Angka-angka ini mengungkapkan kenyataan pahit bahwa kenaikan harga bukan didorong oleh menggeliatnya konsumsi, melainkan oleh permasalahan suplai pada komoditas esensial yang tidak bisa dihindari rumah tangga mana pun.

Sekretaris Kementerian Koordinator Bidang Perekonomian, Susiwijono Moegiarso secara terbuka mengakui adanya pergeseran kelas menengah ke segmen menengah bawah, terutama di wilayah perkotaan.

Sebuah pengakuan resmi bahwa fondasi konsumsi nasional yang menyumbang 54-55 persen terhadap PDB sedang mengalami retakan struktural yang tidak bisa ditambal oleh narasi optimisme pertumbuhan.

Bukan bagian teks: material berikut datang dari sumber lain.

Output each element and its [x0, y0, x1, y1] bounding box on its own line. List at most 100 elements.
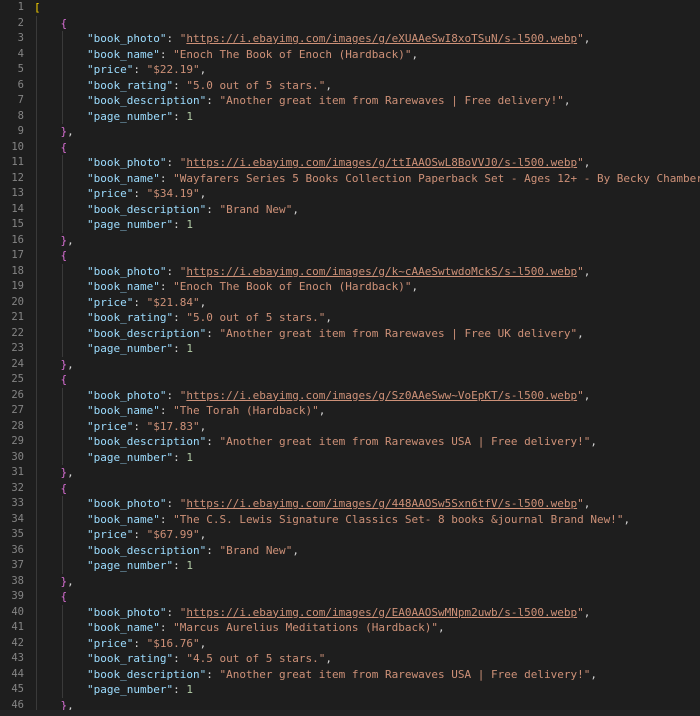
line-number: 31 [11, 466, 24, 478]
json-key: "price" [86, 187, 134, 200]
code-line[interactable]: 37 "page_number": 1 [11, 558, 700, 574]
line-number: 34 [11, 512, 24, 525]
code-line[interactable]: 16 }, [11, 232, 700, 248]
code-line[interactable]: 2 { [18, 15, 700, 31]
code-line[interactable]: 5 "price": "$22.19", [18, 62, 700, 78]
code-line[interactable]: 38 }, [11, 573, 700, 589]
line-number: 30 [11, 450, 24, 463]
json-number-value: 1 [186, 218, 193, 231]
json-key: "book_description" [86, 202, 207, 216]
json-number-value: 1 [186, 683, 193, 696]
line-number: 17 [11, 249, 24, 261]
line-number: 16 [11, 233, 24, 246]
line-number: 25 [11, 373, 24, 385]
code-line[interactable]: 26 "book_photo": "https://i.ebayimg.com/… [11, 387, 700, 403]
code-line[interactable]: 22 "book_description": "Another great it… [11, 325, 700, 341]
code-line[interactable]: 6 "book_rating": "5.0 out of 5 stars.", [18, 77, 700, 93]
line-content: }, [60, 357, 74, 371]
line-content: { [34, 249, 68, 262]
line-number: 7 [17, 94, 24, 106]
line-content: { [34, 482, 68, 495]
code-line[interactable]: 43 "book_rating": "4.5 out of 5 stars.", [11, 651, 700, 667]
json-quote: " [192, 528, 200, 541]
code-line[interactable]: 19 "book_name": "Enoch The Book of Enoch… [11, 279, 700, 295]
json-quote: " [186, 311, 193, 324]
code-line[interactable]: 8 "page_number": 1 [18, 108, 700, 124]
json-number-value: 1 [186, 109, 193, 123]
code-line[interactable]: 42 "price": "$16.76", [11, 635, 700, 651]
code-line[interactable]: 28 "price": "$17.83", [11, 418, 700, 434]
code-line[interactable]: 45 "page_number": 1 [11, 682, 700, 698]
json-string-value: Another great item from Rarewaves USA | … [226, 435, 584, 448]
code-line[interactable]: 35 "price": "$67.99", [11, 527, 700, 543]
code-line[interactable]: 30 "page_number": 1 [11, 449, 700, 465]
code-line[interactable]: 25 { [11, 372, 700, 388]
json-key: "price" [86, 528, 134, 541]
line-content: }, [60, 574, 74, 588]
code-line[interactable]: 11 "book_photo": "https://i.ebayimg.com/… [11, 155, 700, 171]
line-number: 41 [11, 621, 24, 633]
code-line[interactable]: 4 "book_name": "Enoch The Book of Enoch … [18, 46, 700, 62]
json-string-value: $17.83 [153, 419, 193, 433]
code-line[interactable]: 10 { [11, 139, 700, 155]
code-line[interactable]: 29 "book_description": "Another great it… [11, 434, 700, 450]
code-line[interactable]: 3 "book_photo": "https://i.ebayimg.com/i… [18, 31, 700, 47]
code-area[interactable]: 1[2 {3 "book_photo": "https://i.ebayimg.… [11, 0, 700, 716]
json-quote: " [583, 435, 591, 448]
code-line[interactable]: 23 "page_number": 1 [11, 341, 700, 357]
code-line[interactable]: 40 "book_photo": "https://i.ebayimg.com/… [11, 604, 700, 620]
code-line[interactable]: 20 "price": "$21.84", [11, 294, 700, 310]
line-number: 43 [11, 652, 24, 664]
code-line[interactable]: 41 "book_name": "Marcus Aurelius Meditat… [11, 620, 700, 636]
code-line[interactable]: 1[ [18, 0, 700, 16]
line-number: 40 [11, 605, 24, 618]
code-line[interactable]: 9 }, [18, 124, 700, 140]
code-line[interactable]: 14 "book_description": "Brand New", [11, 201, 700, 217]
line-content: "book_description": "Brand New", [86, 543, 299, 557]
line-number: 1 [17, 1, 24, 13]
line-content: "book_description": "Another great item … [86, 435, 597, 448]
code-line[interactable]: 34 "book_name": "The C.S. Lewis Signatur… [11, 511, 700, 527]
json-quote: " [173, 280, 180, 293]
json-quote: " [192, 419, 200, 433]
code-line[interactable]: 21 "book_rating": "5.0 out of 5 stars.", [11, 310, 700, 326]
json-quote: " [186, 652, 193, 665]
json-url-link[interactable]: https://i.ebayimg.com/images/g/eXUAAeSwI… [186, 32, 577, 45]
json-quote: " [192, 187, 200, 200]
json-url-link[interactable]: https://i.ebayimg.com/images/g/ttIAAOSwL… [186, 156, 577, 169]
code-line[interactable]: 18 "book_photo": "https://i.ebayimg.com/… [11, 263, 700, 279]
json-url-link[interactable]: https://i.ebayimg.com/images/g/k~cAAeSwt… [186, 265, 577, 278]
code-line[interactable]: 7 "book_description": "Another great ite… [18, 93, 700, 109]
json-string-value: Enoch The Book of Enoch (Hardback) [179, 280, 405, 293]
json-url-link[interactable]: https://i.ebayimg.com/images/g/448AAOSw5… [186, 497, 577, 510]
line-number: 35 [11, 528, 24, 540]
json-key: "price" [86, 419, 134, 433]
line-content: "book_name": "Enoch The Book of Enoch (H… [86, 47, 419, 61]
code-line[interactable]: 44 "book_description": "Another great it… [11, 666, 700, 682]
line-content: "book_name": "Enoch The Book of Enoch (H… [86, 280, 419, 293]
code-line[interactable]: 13 "price": "$34.19", [11, 186, 700, 202]
json-key: "page_number" [86, 450, 174, 464]
code-line[interactable]: 31 }, [11, 465, 700, 481]
horizontal-scrollbar[interactable] [0, 710, 700, 716]
json-quote: " [577, 605, 584, 619]
code-editor[interactable]: 1[2 {3 "book_photo": "https://i.ebayimg.… [0, 0, 700, 716]
line-content: { [34, 141, 68, 154]
json-url-link[interactable]: https://i.ebayimg.com/images/g/EA0AAOSwM… [186, 606, 577, 619]
code-line[interactable]: 33 "book_photo": "https://i.ebayimg.com/… [11, 496, 700, 512]
line-number: 33 [11, 497, 24, 509]
line-content: "book_description": "Brand New", [86, 202, 299, 216]
code-line[interactable]: 39 { [11, 589, 700, 605]
code-line[interactable]: 17 { [11, 248, 700, 264]
code-line[interactable]: 24 }, [11, 356, 700, 372]
code-line[interactable]: 12 "book_name": "Wayfarers Series 5 Book… [11, 170, 700, 186]
line-content: "book_name": "The C.S. Lewis Signature C… [86, 512, 631, 526]
json-key: "price" [86, 295, 134, 309]
json-url-link[interactable]: https://i.ebayimg.com/images/g/Sz0AAeSww… [186, 389, 577, 402]
code-line[interactable]: 32 { [11, 480, 700, 496]
object-open-brace: { [60, 373, 68, 386]
line-number: 5 [17, 63, 24, 75]
code-line[interactable]: 27 "book_name": "The Torah (Hardback)", [11, 403, 700, 419]
code-line[interactable]: 15 "page_number": 1 [11, 217, 700, 233]
code-line[interactable]: 36 "book_description": "Brand New", [11, 542, 700, 558]
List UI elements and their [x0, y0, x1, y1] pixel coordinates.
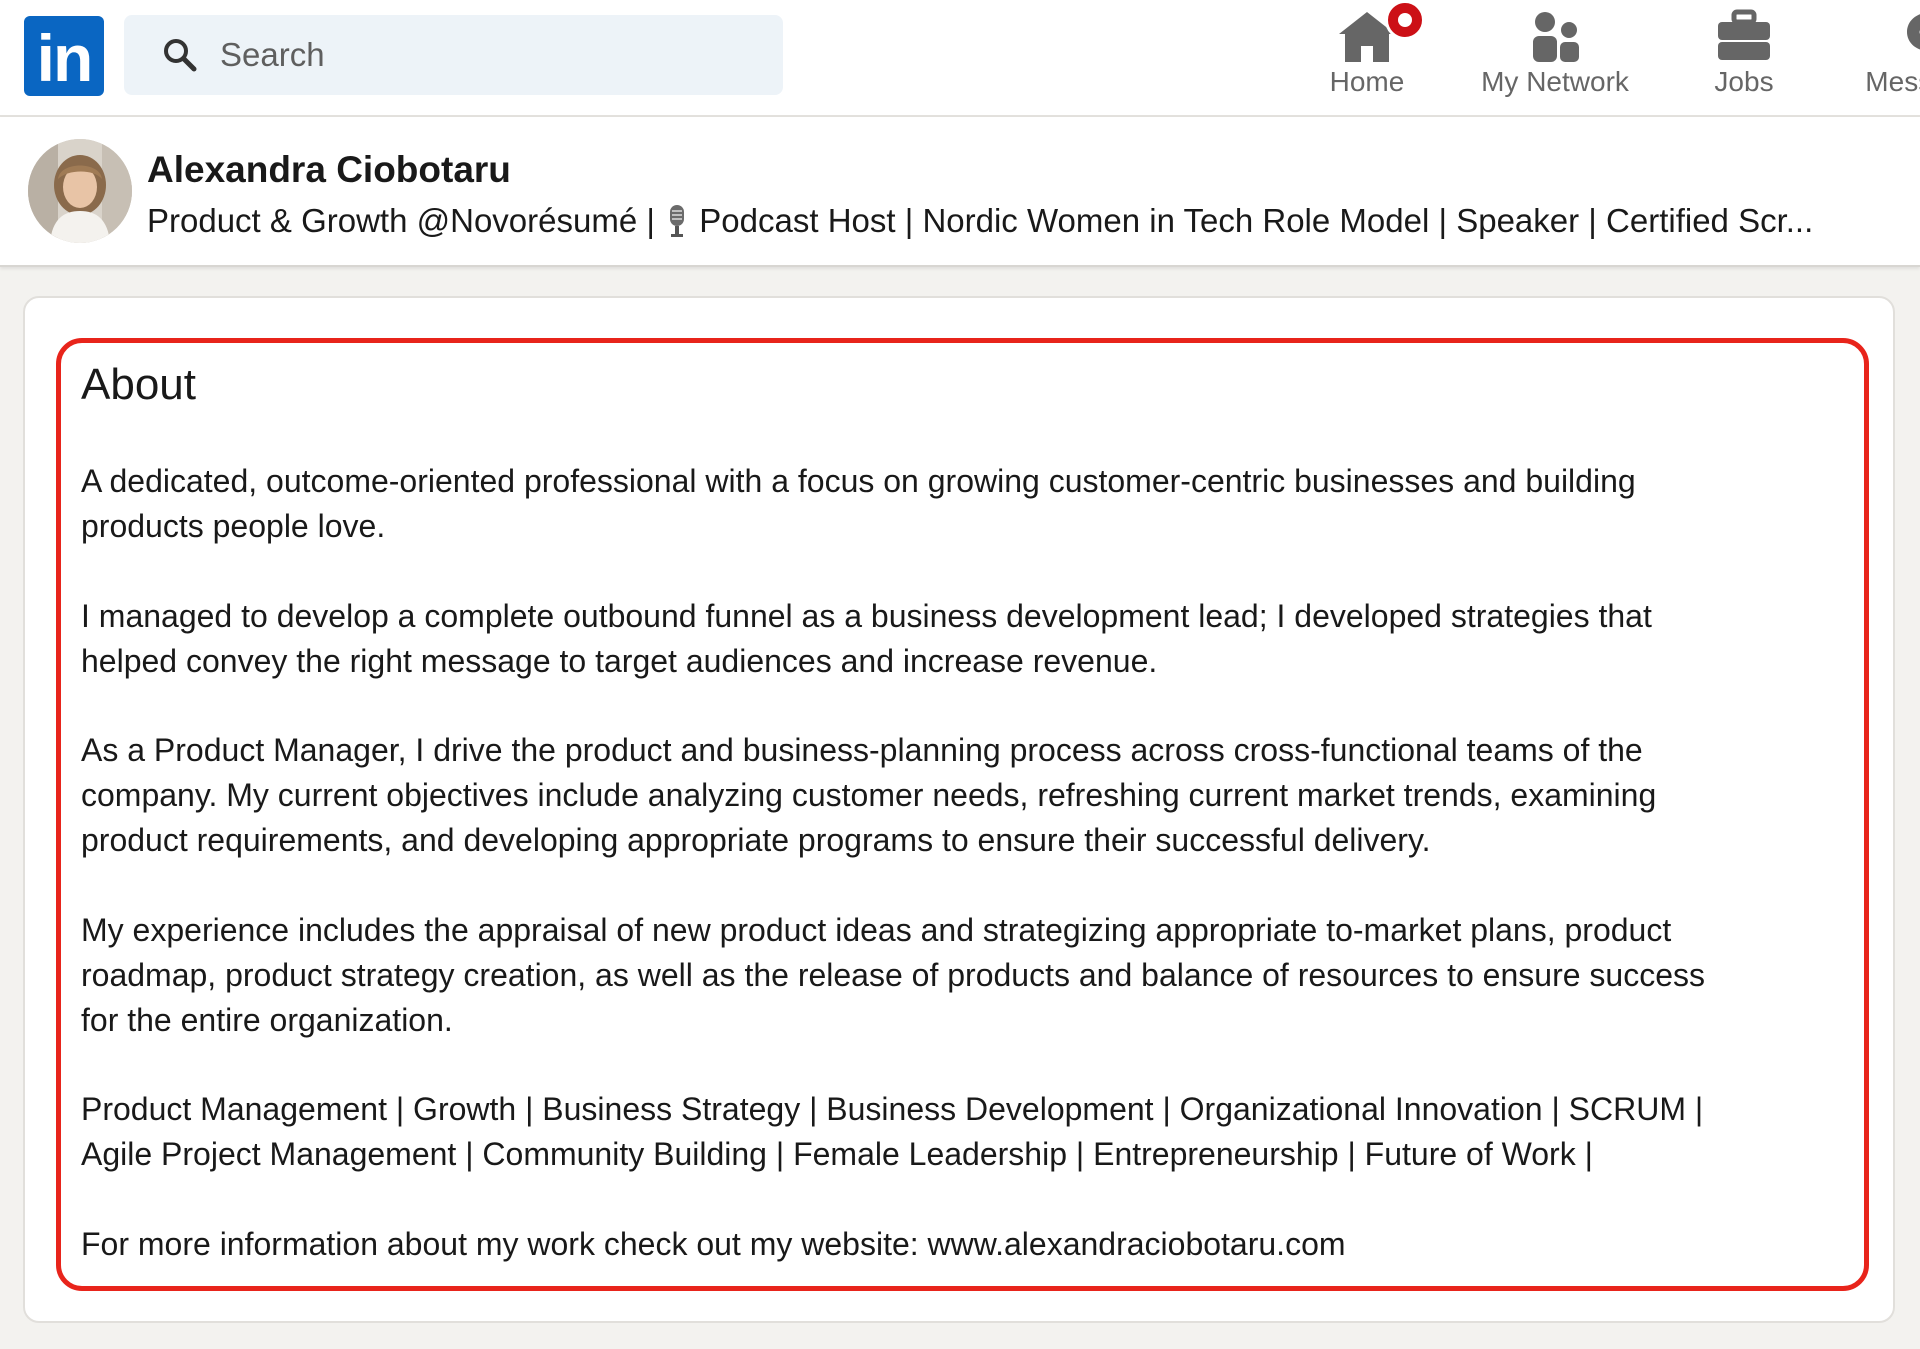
about-line: Agile Project Management | Community Bui…: [81, 1136, 1593, 1172]
about-line: helped convey the right message to targe…: [81, 643, 1158, 679]
about-line: products people love.: [81, 508, 386, 544]
nav-jobs[interactable]: Jobs: [1644, 0, 1844, 112]
search-bar[interactable]: [124, 15, 783, 95]
about-line: My experience includes the appraisal of …: [81, 912, 1672, 948]
search-icon: [160, 35, 200, 75]
about-line: company. My current objectives include a…: [81, 777, 1657, 813]
nav-my-network-label: My Network: [1481, 66, 1629, 97]
headline-part-2: Podcast Host | Nordic Women in Tech Role…: [699, 202, 1814, 239]
network-icon: [1523, 8, 1587, 64]
avatar[interactable]: [28, 139, 132, 243]
nav-my-network[interactable]: My Network: [1455, 0, 1655, 112]
about-line: As a Product Manager, I drive the produc…: [81, 732, 1643, 768]
nav-messaging[interactable]: Messaging: [1833, 0, 1920, 112]
about-paragraph-1: A dedicated, outcome-oriented profession…: [81, 459, 1871, 549]
microphone-icon: [666, 204, 688, 238]
linkedin-logo[interactable]: in: [24, 16, 104, 96]
about-paragraph-3: As a Product Manager, I drive the produc…: [81, 728, 1871, 863]
nav-jobs-label: Jobs: [1714, 66, 1774, 97]
profile-header: Alexandra Ciobotaru Product & Growth @No…: [0, 117, 1920, 267]
top-navigation: in Home: [0, 0, 1920, 117]
messaging-icon: [1901, 8, 1920, 64]
about-line: For more information about my work check…: [81, 1226, 1346, 1262]
about-line: roadmap, product strategy creation, as w…: [81, 957, 1705, 993]
about-website-line: For more information about my work check…: [81, 1222, 1871, 1267]
briefcase-icon: [1712, 8, 1776, 64]
headline-part-1: Product & Growth @Novorésumé |: [147, 202, 655, 239]
nav-messaging-label: Messaging: [1865, 66, 1920, 97]
about-line: I managed to develop a complete outbound…: [81, 598, 1652, 634]
about-line: Product Management | Growth | Business S…: [81, 1091, 1704, 1127]
about-line: for the entire organization.: [81, 1002, 453, 1038]
profile-headline: Product & Growth @Novorésumé | Podcast H…: [147, 202, 1877, 240]
profile-name: Alexandra Ciobotaru: [147, 149, 511, 190]
nav-home[interactable]: Home: [1267, 0, 1467, 112]
nav-home-label: Home: [1329, 66, 1405, 97]
about-paragraph-2: I managed to develop a complete outbound…: [81, 594, 1871, 684]
about-title: About: [81, 360, 196, 409]
search-input[interactable]: [220, 36, 720, 74]
about-line: product requirements, and developing app…: [81, 822, 1431, 858]
about-line: A dedicated, outcome-oriented profession…: [81, 463, 1636, 499]
about-paragraph-4: My experience includes the appraisal of …: [81, 908, 1871, 1043]
about-skills: Product Management | Growth | Business S…: [81, 1087, 1871, 1177]
logo-text: in: [36, 21, 94, 95]
notification-badge: [1385, 0, 1425, 40]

Pengakuan ini semakin diperkuat oleh data Survei Konsumen Bank Indonesia yang menunjukkan rata-rata porsi pendapatan masyarakat untuk konsumsi turun ke level 71,6 persen pada Februari 2026, menjadi yang terendah sejak Desember 2020.

Ketika mayoritas rakyat mengurangi konsumsi, maka mesin pertumbuhan yang digerakkan oleh belanja rumah tangga otomatis kehilangan tenaga. Inilah konteks sesungguhnya yang melatari setiap diskusi tentang program-program unggulan pemerintah.

MBG dan Kopdes Merah Putih yang Menampar Fiskal
Di titik inilah kontradiksi kebijakan mencapai puncaknya. Pemerintah mendorong dua program unggulan secara bersamaan: Makan Bergizi Gratis dengan alokasi Rp 335 triliun dan Koperasi Desa (Kopdes) Merah Putih yang diperkirakan mencapai Rp 250 triliun.

Sementara itu, postur APBN 2026 menunjukkan total belanja negara Rp 3.842,7 triliun dengan belanja pemerintah pusat mencapai Rp 3.149,7 triliun dan transfer ke daerah hanya dialokasikan R p650 hingga Rp 693 triliun.

Realisasi belanja pada triwulan pertama mempertegas ketimpangan ini. Belanja pemerintah pusat melonjak 47,7 persen secara tahunan, dengan realisasi program MBG melesat menjadi Rp 19,5 triliun per bulan seiring ekspansi jumlah Satuan Pelayanan Pemenuhan Gizi yang kini melampaui 23.000 unit.

Sementara itu, Menteri Keuangan dengan optimisme tinggi menyatakan bahwa pertumbuhan ekonomi kuartal I-2026 yang mencapai 5,61 persen tidak mungkin hanya ditopang oleh belanja pemerintah dan menyentil para ekonom yang meramal perlambatan dengan menyebut mereka tidak mengetahui strategi pemerintah dalam menjaga momentum melalui penguatan sektor riil dan pembiayaan dunia usaha.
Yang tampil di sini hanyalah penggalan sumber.